Well… my computer is quite under-powered, either.

brian · October 31, 2021, 9:08pm

My point is to construct the mlt file you want using Shotcut so you can compare it to the one created with your command line application.

andrecaldas · October 31, 2021, 9:42pm

You are right. I did it and it is not slow… but the audio speed does not change on the preview window.

Move audio and video to playlist.
Put video on track V1.
Add an audio track A1.
Change the speed of the audio in track A1.
Move the cursor to position 82 frames (00:00:01:22).
Snap the audio on track A1 to this position.
Save as test.mlt.
Close test.mlt.
Open a new project.
Drag test.mlt to “Playlist”.
Play test.mlt by double clicking it on the playlist.
Check that the audio is misaligned on the preview window.
Export the file (1280x720, 30fps, mp4).
Check that the exported mp4 audio is in perfect sync with the video.
Execute melt test.mlt and verify that melt also plays with with the audio misaligned!

If melt and the preview window use the same consumer, I would say this consumer is not applying the timewarp.

andrecaldas · November 1, 2021, 2:47am

I may be having this issue with audio alignment. I will do more tests.

andrecaldas · November 1, 2021, 2:16pm

Hey, @DRM… thank you for the comment about the drift. My program can successfully detect the drift and the misalignment between my video and audio files. I think it is usable, and I hope it can be integrated in Shotcut soon. Thank you @brian and @shotcut for the support. Sorry for making so many questions!
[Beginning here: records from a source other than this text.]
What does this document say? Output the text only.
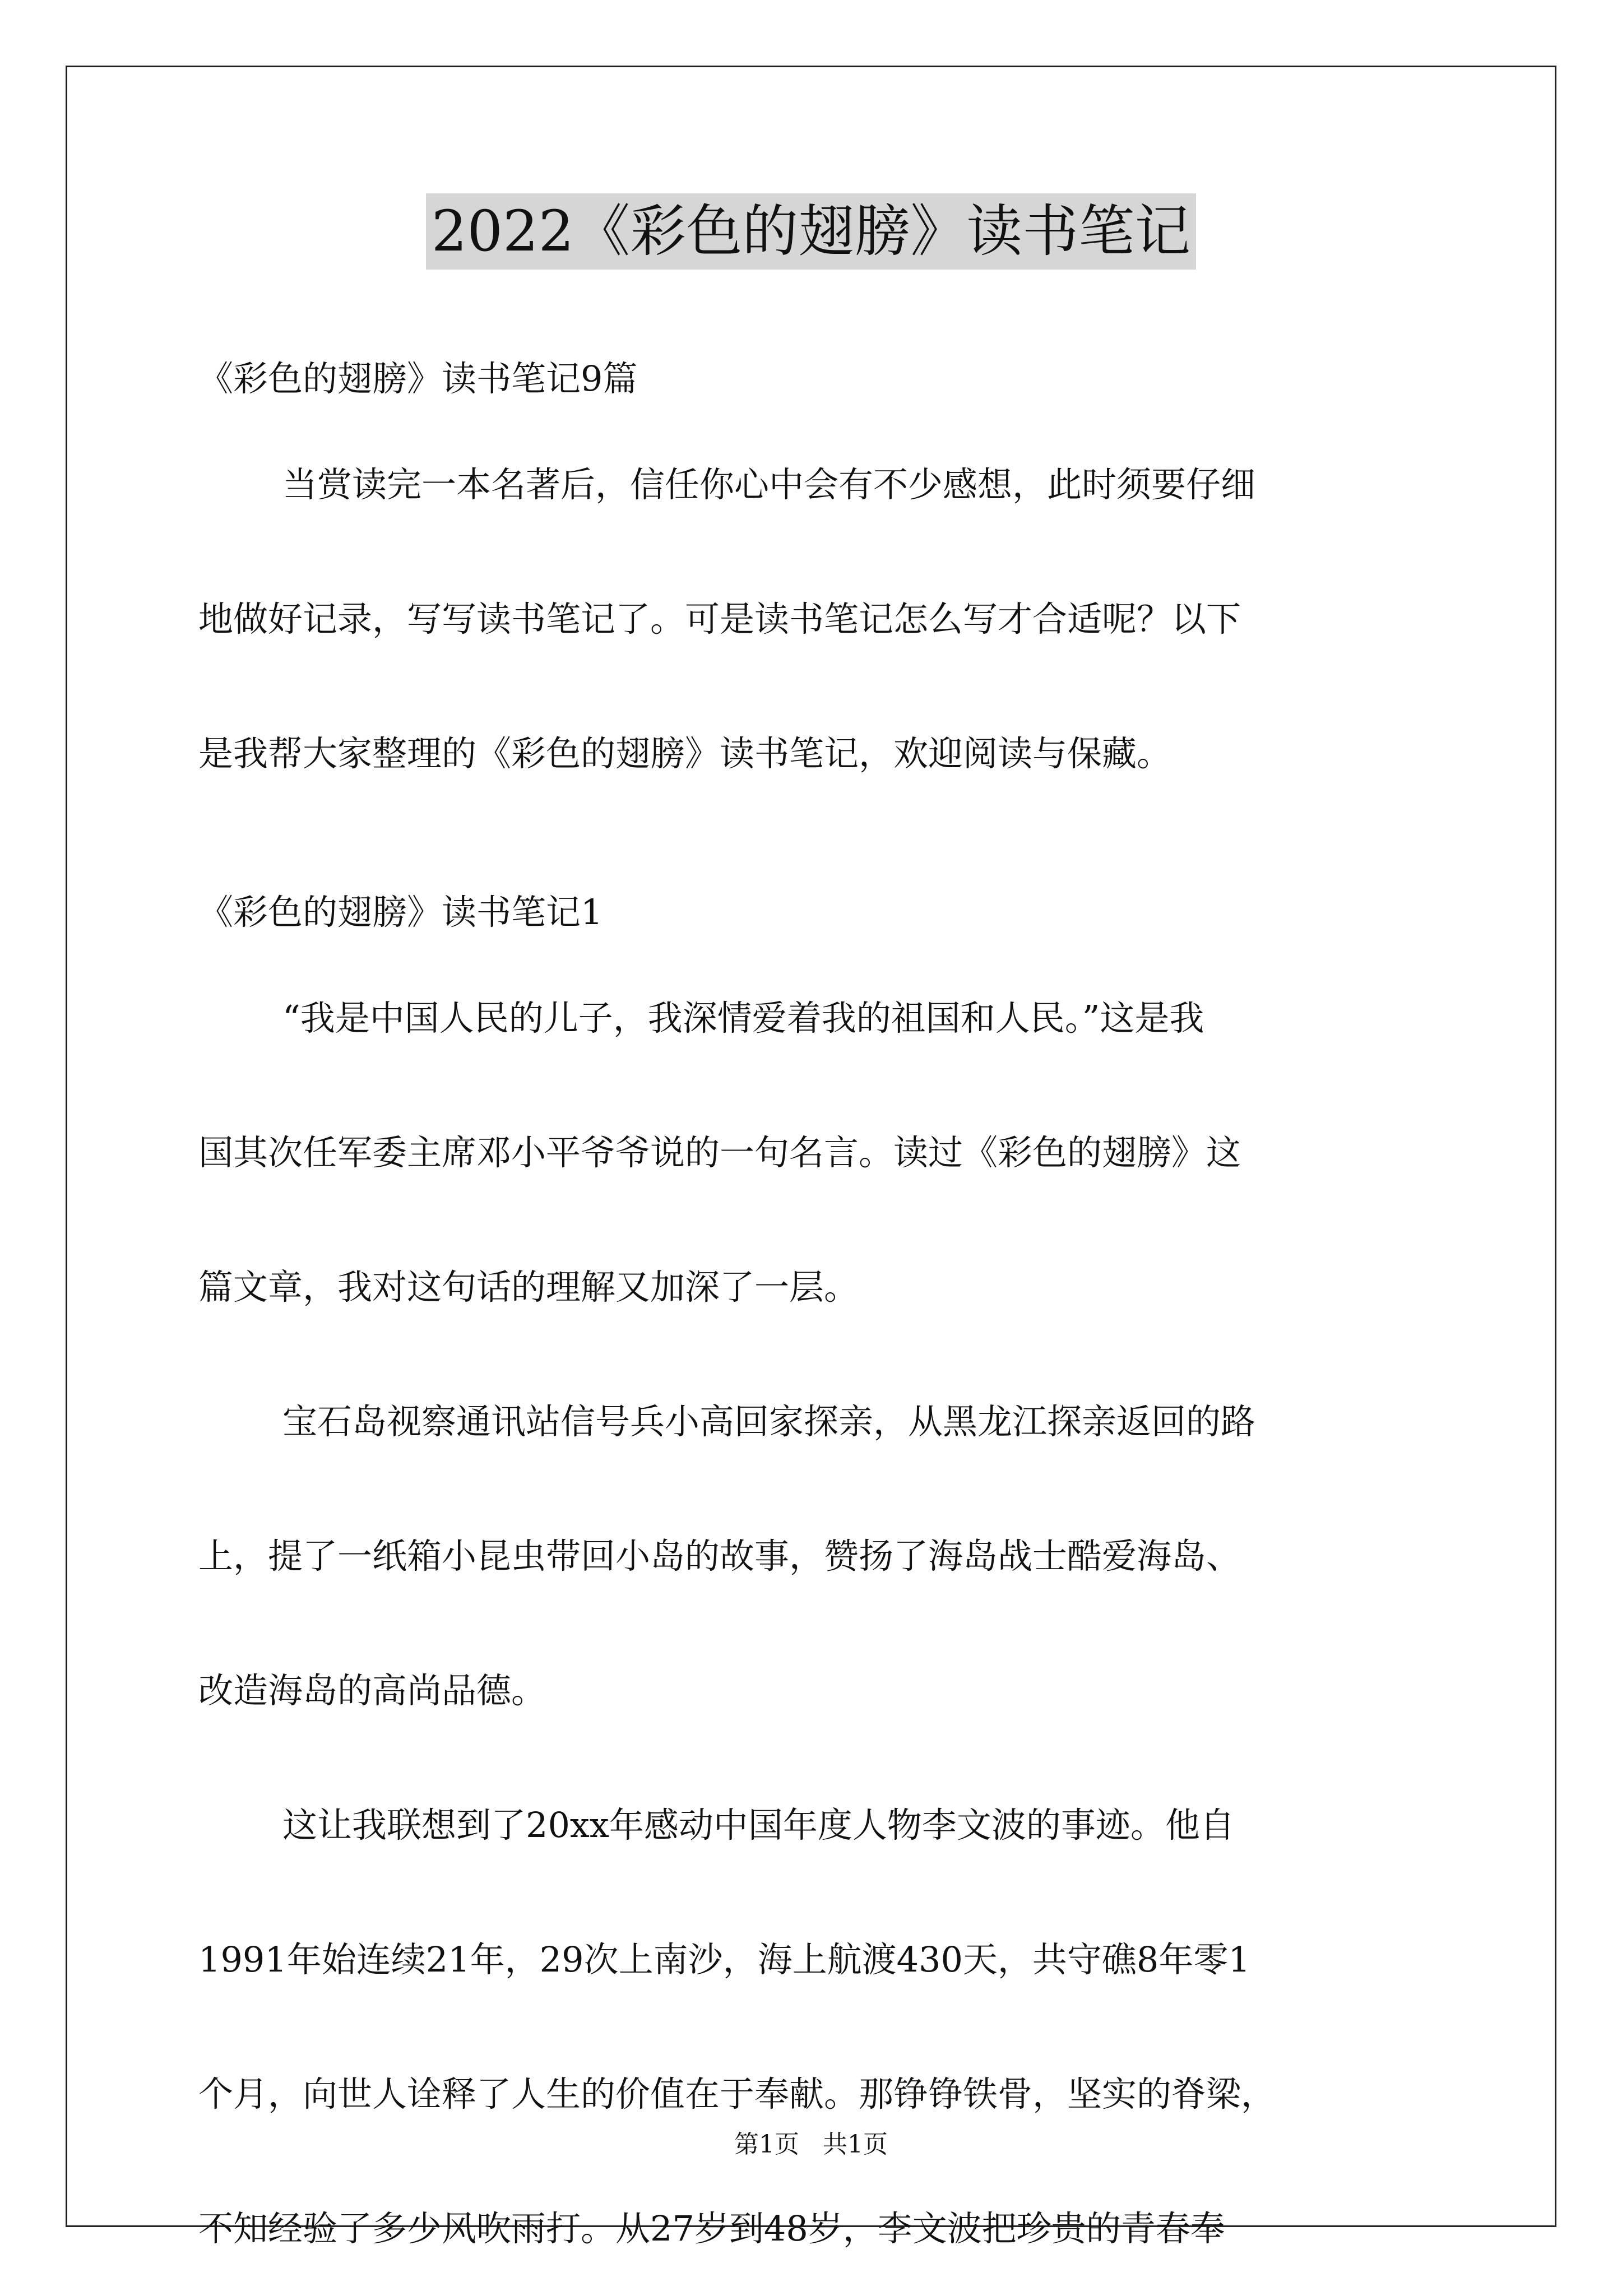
2022《彩色的翅膀》读书笔记
《彩色的翅膀》读书笔记9篇
当赏读完一本名著后，信任你心中会有不少感想，此时须要仔细
地做好记录，写写读书笔记了。可是读书笔记怎么写才合适呢？以下
是我帮大家整理的《彩色的翅膀》读书笔记，欢迎阅读与保藏。
《彩色的翅膀》读书笔记1
“我是中国人民的儿子，我深情爱着我的祖国和人民。”这是我
国其次任军委主席邓小平爷爷说的一句名言。读过《彩色的翅膀》这
篇文章，我对这句话的理解又加深了一层。
宝石岛视察通讯站信号兵小高回家探亲，从黑龙江探亲返回的路
上，提了一纸箱小昆虫带回小岛的故事，赞扬了海岛战士酷爱海岛、
改造海岛的高尚品德。
这让我联想到了20xx年感动中国年度人物李文波的事迹。他自
1991年始连续21年，29次上南沙，海上航渡430天，共守礁8年零1
个月，向世人诠释了人生的价值在于奉献。那铮铮铁骨，坚实的脊梁，
不知经验了多少风吹雨打。从27岁到48岁，李文波把珍贵的青春奉
第1页   共1页
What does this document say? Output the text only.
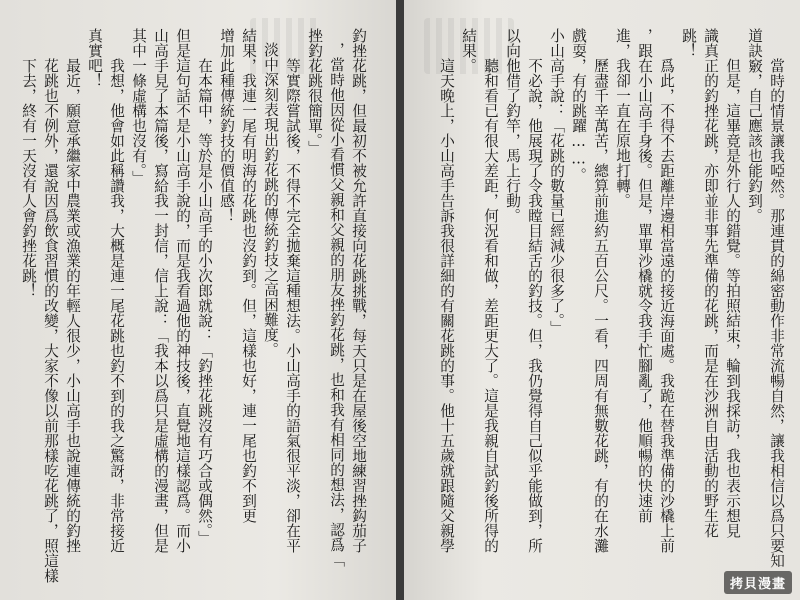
下去，終有一天沒有人會釣挫花跳！ 花跳也不例外，還說因爲飲食習慣的改變，大家不像以前那樣吃花跳了，照這樣 最近，願意承繼家中農業或漁業的年輕人很少，小山高手也說連傳統的釣挫 真實吧！ 我想，他會如此稱讚我，大概是連一尾花跳也釣不到的我之驚訝，非常接近 其中一條虛構也沒有。」 山高手見了本篇後，寫給我一封信，信上說：「我本以爲只是虛構的漫畫，但是 但是這句話不是小山高手說的，而是我看過他的神技後，直覺地這樣認爲。而小 在本篇中，等於是小山高手的小次郎就說：「釣挫花跳沒有巧合或偶然。」 增加此種傳統釣技的價值感！ 結果，我連一尾有明海的花跳也沒釣到。但，這樣也好，連一尾也釣不到更 淡中深刻表現出釣花跳的傳統釣技之高困難度。 等實際嘗試後，不得不完全拋棄這種想法。小山高手的語氣很平淡，卻在平 挫釣花跳很簡單。」 ，當時他因從小看慣父親和父親的朋友挫釣花跳，也和我有相同的想法，認爲「 釣挫花跳，但最初不被允許直接向花跳挑戰，每天只是在屋後空地練習挫鈎茄子	這天晚上，小山高手告訴我很詳細的有關花跳的事。他十五歲就跟隨父親學
結果。
聽和看已有很大差距，何況看和做，差距更大了。這是我親自試釣後所得的 以向他借了釣竿，馬上行動。 不必說，他展現了令我瞠目結舌的釣技。但，我仍覺得自己似乎能做到，所 小山高手說：「花跳的數量已經減少很多了。」 戲耍，有的跳躍……。 歷盡千辛萬苦，總算前進約五百公尺。一看，四周有無數花跳，有的在水灘 進，我卻一直在原地打轉。 ，跟在小山高手身後。但是，單單沙橇就令我手忙腳亂了，他順暢的快速前 爲此，不得不去距離岸邊相當遠的接近海面處。我跪在替我準備的沙橇上前
跳！ 識真正的釣挫花跳，亦即並非事先準備的花跳，而是在沙洲自由活動的野生花 但是，這畢竟是外行人的錯覺。等拍照結束，輪到我採訪，我也表示想見 道訣竅，自己應該也能釣到。 當時的情景讓我啞然。那連貫的綿密動作非常流暢自然，讓我相信以爲只要知
拷貝漫畫
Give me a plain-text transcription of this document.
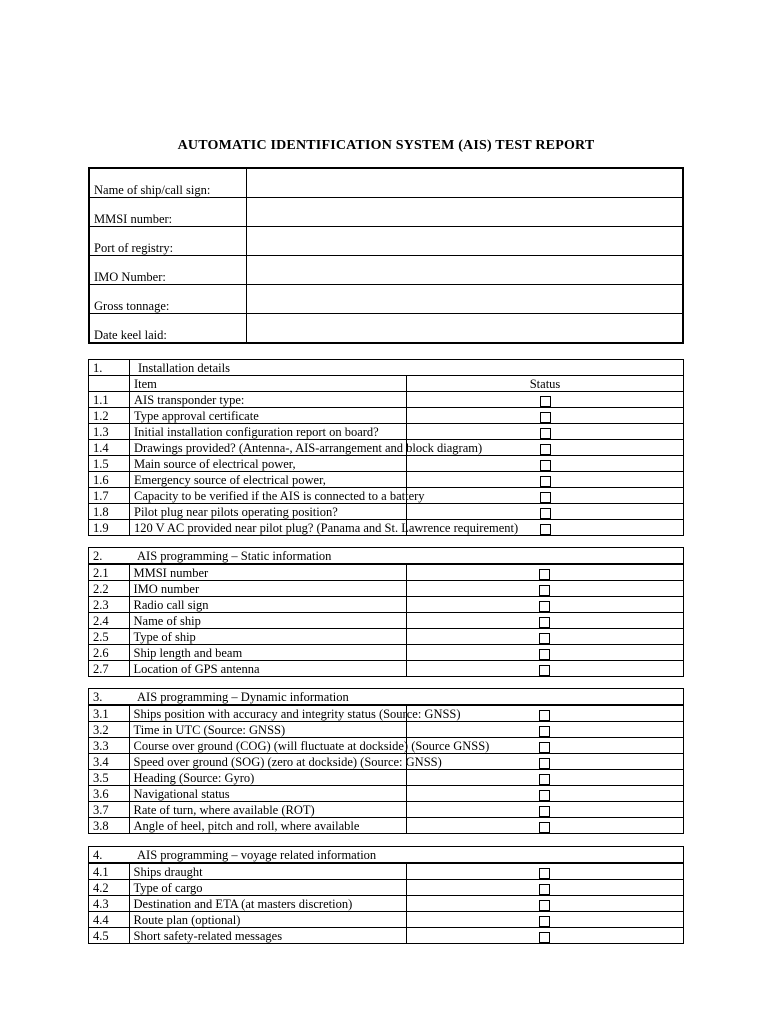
AUTOMATIC IDENTIFICATION SYSTEM (AIS) TEST REPORT
Name of ship/call sign:	
MMSI number:	
Port of registry:	
IMO Number:	
Gross tonnage:	
Date keel laid:	
1.	Installation details	
	Item	Status
1.1	AIS transponder type:	
1.2	Type approval certificate	
1.3	Initial installation configuration report on board?	
1.4	Drawings provided? (Antenna-, AIS-arrangement and block diagram)	
1.5	Main source of electrical power,	
1.6	Emergency source of electrical power,	
1.7	Capacity to be verified if the AIS is connected to a battery	
1.8	Pilot plug near pilots operating position?	
1.9	120 V AC provided near pilot plug? (Panama and St. Lawrence requirement)	
2.	AIS programming – Static information	
2.1	MMSI number	
2.2	IMO number	
2.3	Radio call sign	
2.4	Name of ship	
2.5	Type of ship	
2.6	Ship length and beam	
2.7	Location of GPS antenna	
3.	AIS programming – Dynamic information	
3.1	Ships position with accuracy and integrity status (Source: GNSS)	
3.2	Time in UTC (Source: GNSS)	
3.3	Course over ground (COG) (will fluctuate at dockside) (Source GNSS)	
3.4	Speed over ground (SOG) (zero at dockside) (Source: GNSS)	
3.5	Heading (Source: Gyro)	
3.6	Navigational status	
3.7	Rate of turn, where available (ROT)	
3.8	Angle of heel, pitch and roll, where available	
4.	AIS programming – voyage related information	
4.1	Ships draught	
4.2	Type of cargo	
4.3	Destination and ETA (at masters discretion)	
4.4	Route plan (optional)	
4.5	Short safety-related messages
I do not know anything about audio and video file and stream formats.

Ploblem I was having

It seems that my audio files where being processed differently by different “people”. I do think that there should be a way to make all those consumer/producers deliver results in a consistent way. Well… I do not know anything about audio or video file formats… and this is not what I want to discuss. So, I used ffmpeg to convert the audio and avoid the issue.

Audio format I was using

My audio is recorded by a cheap device I got on the internet.

First, the application file reports for my audio file:

$ file test.wav
test.wav: RIFF (little-endian) data, WAVE audio

The test.wav “properties” reported by my file browser (nautilus, in Gnome) report (I am translating freely from Portuguese):

Container: WAV
Codec: DVI ADPCM
[…]
Sampling frequency: 48000 Hz
Bit rate: 385 kbps

Using `ffmpeg` to convert

After using ffmpeg…

$ ffmpeg -y -stats -i test.wav -v error -vn -ar 48000 test_48000.wav

The command file reports:

file test_48000.wav
test_48000.wav: RIFF (little-endian) data, WAVE audio, (censored M$) PCM, 16 bit, stereo 48000 Hz

And nautilus gives:

Container: WAV
Codec: WAV
[…]
Sampling frequency: 48000 Hz
Bit rate: 1536 kbps

Generating the audio and video combined `mlt` file

Now, when I use my undrifter and aligner program:
$ ./undrifted_and_aligned_xml.sh test.mp4 test_48000.wav > test.mlt

I get a perfectly aligned and drift-free test.mlt I can use to insert as a clip in my projects.

In Shotcut, on the timeline, I do loose the nice graphical representation of the audio envelope. And also the video thumbnails.

If you want to test it

If you don’t have any “drifted” audio files, but you want to test, you can generate one using the atempo filter in ffmpeg:

ffmpeg -y -stats -i nice_file.wav -v error -vn -ar 48000 -filter:a “atempo=1.001” file_with_drift.wav

To fix this, the detected drift should be \frac{1}{1.001}. Probably, there is a way to cut the first second, so you also have a misaligned file. If anyone knows how to do it, please, tell me as I do not really need it and therefore I shall not spend time looking for.